Impact of spinal or epidural anaesthesia on perioperative outcomes in adult noncardiac surgery: a narrative review of recent evidence.

TitleImpact of spinal or epidural anaesthesia on perioperative outcomes in adult noncardiac surgery: a narrative review of recent evidence.
Publication TypeJournal Article
Year of Publication2024
AuthorsHewson DW, Tedore TR, Hardman JG
JournalBr J Anaesth
Date Published2024 May 28

Spinal and epidural anaesthesia and analgesia are important anaesthetic techniques, familiar to all anaesthetists and applied to patients undergoing a range of surgical procedures.

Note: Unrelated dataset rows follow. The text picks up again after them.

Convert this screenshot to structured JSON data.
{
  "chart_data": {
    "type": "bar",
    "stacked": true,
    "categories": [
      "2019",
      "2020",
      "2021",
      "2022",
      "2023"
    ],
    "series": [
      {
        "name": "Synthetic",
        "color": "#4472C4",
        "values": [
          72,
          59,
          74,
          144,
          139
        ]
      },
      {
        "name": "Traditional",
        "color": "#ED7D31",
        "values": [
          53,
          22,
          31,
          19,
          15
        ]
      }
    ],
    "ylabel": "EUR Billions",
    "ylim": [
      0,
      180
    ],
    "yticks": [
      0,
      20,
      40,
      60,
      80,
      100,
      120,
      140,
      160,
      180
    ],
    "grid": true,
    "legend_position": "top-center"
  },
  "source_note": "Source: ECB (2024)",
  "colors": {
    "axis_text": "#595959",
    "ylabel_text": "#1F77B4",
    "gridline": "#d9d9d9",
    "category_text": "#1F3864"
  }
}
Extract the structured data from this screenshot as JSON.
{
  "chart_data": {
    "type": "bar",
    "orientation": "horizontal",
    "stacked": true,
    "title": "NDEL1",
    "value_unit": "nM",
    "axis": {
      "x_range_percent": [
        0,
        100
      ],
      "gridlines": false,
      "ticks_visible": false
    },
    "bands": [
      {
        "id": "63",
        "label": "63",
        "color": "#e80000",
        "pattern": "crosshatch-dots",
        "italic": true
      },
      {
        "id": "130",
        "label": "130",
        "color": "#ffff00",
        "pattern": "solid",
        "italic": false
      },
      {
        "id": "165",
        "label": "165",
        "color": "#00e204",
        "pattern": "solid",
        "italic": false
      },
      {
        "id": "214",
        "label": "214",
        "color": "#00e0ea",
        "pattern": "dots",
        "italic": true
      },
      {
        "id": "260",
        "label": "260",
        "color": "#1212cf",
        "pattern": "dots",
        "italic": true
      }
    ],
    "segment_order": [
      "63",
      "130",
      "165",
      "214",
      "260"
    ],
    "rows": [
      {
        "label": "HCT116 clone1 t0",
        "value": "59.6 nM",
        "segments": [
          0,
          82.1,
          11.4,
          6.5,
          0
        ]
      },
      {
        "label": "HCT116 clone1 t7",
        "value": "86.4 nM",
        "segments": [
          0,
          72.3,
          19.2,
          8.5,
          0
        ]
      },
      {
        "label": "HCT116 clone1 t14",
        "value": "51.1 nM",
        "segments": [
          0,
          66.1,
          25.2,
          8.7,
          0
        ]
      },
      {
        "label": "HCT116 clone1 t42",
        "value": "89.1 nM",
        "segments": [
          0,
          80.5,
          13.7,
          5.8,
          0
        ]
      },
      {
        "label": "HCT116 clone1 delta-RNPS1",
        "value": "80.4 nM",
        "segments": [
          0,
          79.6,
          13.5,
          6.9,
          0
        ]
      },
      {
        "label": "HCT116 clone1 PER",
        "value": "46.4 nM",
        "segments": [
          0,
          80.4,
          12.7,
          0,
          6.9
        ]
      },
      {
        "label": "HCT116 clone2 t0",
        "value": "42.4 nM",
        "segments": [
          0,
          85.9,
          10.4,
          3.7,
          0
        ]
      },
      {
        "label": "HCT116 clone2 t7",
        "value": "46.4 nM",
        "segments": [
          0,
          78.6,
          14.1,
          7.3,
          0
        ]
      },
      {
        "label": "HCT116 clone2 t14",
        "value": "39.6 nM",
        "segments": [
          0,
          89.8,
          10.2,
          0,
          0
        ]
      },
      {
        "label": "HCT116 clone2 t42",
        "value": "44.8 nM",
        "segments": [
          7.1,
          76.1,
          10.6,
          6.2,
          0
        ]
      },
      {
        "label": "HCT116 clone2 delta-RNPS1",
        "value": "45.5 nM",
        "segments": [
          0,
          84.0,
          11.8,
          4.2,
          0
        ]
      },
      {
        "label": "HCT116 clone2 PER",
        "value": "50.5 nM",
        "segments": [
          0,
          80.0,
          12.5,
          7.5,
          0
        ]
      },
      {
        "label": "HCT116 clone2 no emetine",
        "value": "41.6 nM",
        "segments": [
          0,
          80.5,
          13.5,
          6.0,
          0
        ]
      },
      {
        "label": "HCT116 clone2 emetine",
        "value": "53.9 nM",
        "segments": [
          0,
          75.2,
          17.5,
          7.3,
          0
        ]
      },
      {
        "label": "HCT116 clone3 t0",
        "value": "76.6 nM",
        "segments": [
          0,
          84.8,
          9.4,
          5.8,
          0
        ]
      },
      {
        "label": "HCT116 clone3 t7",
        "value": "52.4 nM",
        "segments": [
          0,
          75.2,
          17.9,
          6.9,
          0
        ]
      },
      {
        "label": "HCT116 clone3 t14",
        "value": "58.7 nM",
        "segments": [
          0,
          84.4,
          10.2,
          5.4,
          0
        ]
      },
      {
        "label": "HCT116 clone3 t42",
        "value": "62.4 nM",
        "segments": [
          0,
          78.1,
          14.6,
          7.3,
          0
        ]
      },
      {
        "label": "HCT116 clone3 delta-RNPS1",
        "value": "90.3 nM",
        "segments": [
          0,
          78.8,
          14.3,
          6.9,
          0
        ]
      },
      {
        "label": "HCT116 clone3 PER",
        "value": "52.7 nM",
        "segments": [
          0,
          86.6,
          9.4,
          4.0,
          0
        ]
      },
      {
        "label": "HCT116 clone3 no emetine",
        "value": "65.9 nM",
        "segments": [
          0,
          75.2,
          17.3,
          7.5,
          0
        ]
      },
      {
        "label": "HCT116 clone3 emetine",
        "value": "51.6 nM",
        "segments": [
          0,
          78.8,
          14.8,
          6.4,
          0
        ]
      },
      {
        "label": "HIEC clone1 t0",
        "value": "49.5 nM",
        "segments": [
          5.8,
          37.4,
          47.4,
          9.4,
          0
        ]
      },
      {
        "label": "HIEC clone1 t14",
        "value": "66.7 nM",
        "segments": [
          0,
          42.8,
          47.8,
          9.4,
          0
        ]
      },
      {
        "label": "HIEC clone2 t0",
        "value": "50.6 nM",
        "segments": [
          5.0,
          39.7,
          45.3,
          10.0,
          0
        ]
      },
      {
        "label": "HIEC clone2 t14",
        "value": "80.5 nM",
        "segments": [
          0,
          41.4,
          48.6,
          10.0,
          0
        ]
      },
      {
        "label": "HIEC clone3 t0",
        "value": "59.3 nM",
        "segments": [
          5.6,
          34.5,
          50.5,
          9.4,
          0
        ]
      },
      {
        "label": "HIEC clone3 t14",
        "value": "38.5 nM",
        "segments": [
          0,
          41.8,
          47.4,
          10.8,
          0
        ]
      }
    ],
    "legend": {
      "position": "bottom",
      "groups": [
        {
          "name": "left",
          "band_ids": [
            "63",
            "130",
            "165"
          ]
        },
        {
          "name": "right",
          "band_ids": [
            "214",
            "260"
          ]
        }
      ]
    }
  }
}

Although the immediate effects of a well-conducted neuraxial technique on nociceptive and sympathetic pathways are readily observable in clinical practice, the impact of such techniques on patient-centred perioperative outcomes remains an area of uncertainty and active research. The aim of this review is to present a narrative synthesis of contemporary clinical science on this topic from the most recent 5-year period and summarise the foundational scholarship upon which this research was based. We searched electronic databases for primary research, secondary research, opinion pieces, and guidelines reporting the relationship between neuraxial procedures and standardised perioperative outcomes over the period 2018-2023. Returned citation lists were examined seeking additional studies to contextualise our narrative synthesis of results. Articles were retrieved encompassing the following outcome domains: patient comfort, renal, sepsis and infection, postoperative cancer, cardiovascular, and pulmonary and mortality outcomes. Convincing evidence of the beneficial effect of epidural analgesia on patient comfort after major open thoracoabdominal surgery outcomes was identified. Recent evidence of benefit in the prevention of pulmonary complications and mortality was identified. Despite mechanistic plausibility and supportive observational evidence, there is less certain experimental evidence to support a role for neuraxial techniques impacting on other outcome domains. Evidence of positive impact of neuraxial techniques is best established for the domains of patient comfort, pulmonary complications, and mortality, particularly in the setting of major open thoracoabdominal surgery. Recent evidence does not strongly support a significant impact of neuraxial techniques on cancer, renal, infection, or cardiovascular outcomes after noncardiac surgery in most patient groups.